En alguna parte rompían las olas, que me dejaron agotado y sin aliento. Galeno estaba encumbrado sobre mí, desgreñado y sudoroso. Su respiración dibujaba penachos de vaho en el frío aire cuando se cernió sobre mí.

—¡Muere! —dijo, pero no escuché sus palabras. Las sentí. Me soltó el cuello y me caí.

Tras los pasos de la devoradora pasión de la Habilidad vinieron una desolación y un sentimiento de culpa tales que redujeron mi dolor a la nada. Sangraba por la nariz, me dolía al respirar, y la fuerza de las patadas que me había propinado me había desollado como si hubiera resbalado por una pendiente de piedras. Los distintos dolores se contradecían entre sí, todos exigían mi atención a la vez, de modo que era incapaz de evaluar siquiera la gravedad de mi estado. Ni siquiera conseguía reunir la fuerza necesaria para sentarme. Pero sobre mí planeaba la certeza de mi fracaso. Había sido derrotado, era indigno, y Galeno lo había demostrado.

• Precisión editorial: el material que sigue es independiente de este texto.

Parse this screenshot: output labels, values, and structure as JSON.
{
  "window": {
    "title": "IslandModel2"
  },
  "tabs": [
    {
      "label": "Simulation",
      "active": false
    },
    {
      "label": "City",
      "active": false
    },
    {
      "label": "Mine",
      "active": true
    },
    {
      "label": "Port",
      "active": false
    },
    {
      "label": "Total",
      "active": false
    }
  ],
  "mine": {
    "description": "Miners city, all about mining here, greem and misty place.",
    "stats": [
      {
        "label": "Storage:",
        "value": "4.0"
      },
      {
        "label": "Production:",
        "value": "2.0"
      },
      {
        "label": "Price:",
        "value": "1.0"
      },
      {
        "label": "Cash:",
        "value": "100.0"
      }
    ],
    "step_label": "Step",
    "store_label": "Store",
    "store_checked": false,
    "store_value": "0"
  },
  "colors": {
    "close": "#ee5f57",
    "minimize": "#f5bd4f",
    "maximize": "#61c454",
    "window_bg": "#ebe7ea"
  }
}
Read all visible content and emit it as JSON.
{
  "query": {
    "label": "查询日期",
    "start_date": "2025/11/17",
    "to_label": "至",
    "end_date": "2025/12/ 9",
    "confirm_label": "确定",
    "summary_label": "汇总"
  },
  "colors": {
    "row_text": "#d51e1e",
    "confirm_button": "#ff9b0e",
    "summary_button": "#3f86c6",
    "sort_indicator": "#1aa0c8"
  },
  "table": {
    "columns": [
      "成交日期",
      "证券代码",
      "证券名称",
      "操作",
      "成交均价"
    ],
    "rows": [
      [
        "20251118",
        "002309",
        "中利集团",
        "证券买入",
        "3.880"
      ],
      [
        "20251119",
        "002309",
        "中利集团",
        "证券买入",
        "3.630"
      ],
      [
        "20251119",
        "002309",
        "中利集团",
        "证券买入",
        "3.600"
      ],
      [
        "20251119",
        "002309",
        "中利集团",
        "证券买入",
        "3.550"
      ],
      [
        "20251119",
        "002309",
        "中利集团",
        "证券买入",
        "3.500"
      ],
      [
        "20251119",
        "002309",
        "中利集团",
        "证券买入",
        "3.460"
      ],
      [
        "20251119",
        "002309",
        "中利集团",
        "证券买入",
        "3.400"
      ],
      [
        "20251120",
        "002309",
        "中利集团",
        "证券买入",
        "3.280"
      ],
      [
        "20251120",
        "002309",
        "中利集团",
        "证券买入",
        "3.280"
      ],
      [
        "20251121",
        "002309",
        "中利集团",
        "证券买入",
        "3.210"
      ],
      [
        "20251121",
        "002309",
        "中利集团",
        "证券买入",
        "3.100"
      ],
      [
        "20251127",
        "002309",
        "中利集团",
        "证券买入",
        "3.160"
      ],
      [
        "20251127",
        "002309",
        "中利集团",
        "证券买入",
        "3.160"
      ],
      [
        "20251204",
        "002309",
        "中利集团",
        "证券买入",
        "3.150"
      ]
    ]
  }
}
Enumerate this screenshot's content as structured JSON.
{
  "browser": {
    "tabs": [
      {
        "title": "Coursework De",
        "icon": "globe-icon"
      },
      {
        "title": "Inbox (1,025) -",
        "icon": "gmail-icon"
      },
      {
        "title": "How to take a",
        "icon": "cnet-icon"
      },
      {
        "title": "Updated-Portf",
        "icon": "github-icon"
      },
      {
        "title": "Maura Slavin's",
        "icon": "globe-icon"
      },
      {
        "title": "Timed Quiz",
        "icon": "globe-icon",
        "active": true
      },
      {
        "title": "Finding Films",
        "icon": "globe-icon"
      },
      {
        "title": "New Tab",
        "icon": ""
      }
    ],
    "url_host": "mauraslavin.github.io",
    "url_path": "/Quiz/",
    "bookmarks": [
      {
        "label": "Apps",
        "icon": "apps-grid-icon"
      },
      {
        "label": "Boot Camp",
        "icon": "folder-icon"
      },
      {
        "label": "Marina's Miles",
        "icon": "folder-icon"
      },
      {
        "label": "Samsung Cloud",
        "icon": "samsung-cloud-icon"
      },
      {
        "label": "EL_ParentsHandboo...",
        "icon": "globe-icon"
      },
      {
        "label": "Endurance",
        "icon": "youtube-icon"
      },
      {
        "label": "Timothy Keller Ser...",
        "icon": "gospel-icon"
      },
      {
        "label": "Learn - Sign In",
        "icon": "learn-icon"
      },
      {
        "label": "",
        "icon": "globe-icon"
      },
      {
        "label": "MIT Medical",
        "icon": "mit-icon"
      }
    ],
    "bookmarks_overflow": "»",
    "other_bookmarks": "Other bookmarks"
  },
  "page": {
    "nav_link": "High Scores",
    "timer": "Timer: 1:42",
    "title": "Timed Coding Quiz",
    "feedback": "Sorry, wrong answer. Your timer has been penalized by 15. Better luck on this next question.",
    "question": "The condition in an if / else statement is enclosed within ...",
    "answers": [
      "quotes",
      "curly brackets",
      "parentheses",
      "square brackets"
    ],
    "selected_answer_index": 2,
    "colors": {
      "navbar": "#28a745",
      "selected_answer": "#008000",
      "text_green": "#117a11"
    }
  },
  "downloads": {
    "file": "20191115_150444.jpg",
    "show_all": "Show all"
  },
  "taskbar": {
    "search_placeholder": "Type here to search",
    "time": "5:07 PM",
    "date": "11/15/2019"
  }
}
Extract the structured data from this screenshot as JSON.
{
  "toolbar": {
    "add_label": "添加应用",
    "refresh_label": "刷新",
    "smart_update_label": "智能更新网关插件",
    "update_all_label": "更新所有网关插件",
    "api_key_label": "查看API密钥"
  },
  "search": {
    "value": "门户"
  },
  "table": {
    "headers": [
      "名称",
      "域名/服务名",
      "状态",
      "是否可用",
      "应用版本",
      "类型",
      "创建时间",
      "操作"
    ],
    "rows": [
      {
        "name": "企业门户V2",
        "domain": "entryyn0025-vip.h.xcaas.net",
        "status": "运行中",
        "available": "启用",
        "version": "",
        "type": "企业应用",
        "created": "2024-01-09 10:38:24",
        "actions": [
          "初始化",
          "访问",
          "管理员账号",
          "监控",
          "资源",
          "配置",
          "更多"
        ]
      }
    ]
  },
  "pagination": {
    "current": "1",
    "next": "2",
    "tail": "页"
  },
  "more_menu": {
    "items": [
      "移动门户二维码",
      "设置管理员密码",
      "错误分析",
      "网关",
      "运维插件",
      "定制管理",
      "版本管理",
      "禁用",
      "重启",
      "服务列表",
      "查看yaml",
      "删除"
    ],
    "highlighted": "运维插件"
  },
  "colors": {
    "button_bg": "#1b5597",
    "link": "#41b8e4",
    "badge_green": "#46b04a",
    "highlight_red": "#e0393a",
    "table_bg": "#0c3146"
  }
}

A lo lejos, oí cómo gritaba a los otros, diciéndoles que se cuidaran, pues así era como se proponía castigar a los indisciplinados que no pudieran apartar su mente del gozo de la Habilidad. Les advirtió a todos ellos sobre la suerte que aguardaba a quienes intentaran usar la Habilidad y en su lugar cayeran bajo el hechizo de los placeres que reportaba. Ésos perderían la cabeza, serían como niños sin mente, incapaces de hablar, ciegos, nunca más dueños de sus cuerpos. Olvidado todo pensamiento, dejarían de comer y de beber, y al final morirían. Alguien así resultaba repugnante.

Alguien como yo. Me hundí en mi vergüenza. Sin poder evitarlo, comencé a sollozar. Me merecía el castigo que me había infligido. Me merecía algo incluso peor. La clemencia que no me merecía le había impedido matarme. Había malgastado su tiempo, había cogido su minucioso adiestramiento y lo había reducido a egoísta indulgencia. Huí de mí mismo, retrayéndome a lo más hondo de mi interior, pero allí no encontré más que asco y odio hacia mí, disperso por las distintas capas de mi pensamiento. Más me valdría estar muerto. Aunque saltara desde el tejado de la torre, seguiría sin borrar mi vergüenza, pero al menos ya no tendría que ser consciente de ella. Me quedé inmóvil y lloré.

Los demás se fueron. Todo el que pasó por mi lado me reservaba una palabra, un salivazo, una patada o un pescozón. Apenas si reparé en ellos. Mi rechazo hacia mi persona era más absoluto que el que pudieran prodigarme ellos. Cuando se hubieron marchado, Galeno se quedó a solas conmigo. Me dio un puntapié, pero yo era incapaz de reaccionar. De repente estaba en todas partes encima, debajo, alrededor y dentro de mí, y yo no podía oponerme.

—Lo ves, bastardo —dijo con aire de superioridad, sereno—. Intenté decirte que no eras digno. Intenté decirles que el entrenamiento acabaría contigo. Pero no me hicieron caso. Te propusiste usurpar lo que les había sido otorgado a otros. De nuevo el tiempo me da la razón. Bueno. Daré el tiempo por bien empleado si así consigo librarme de ti.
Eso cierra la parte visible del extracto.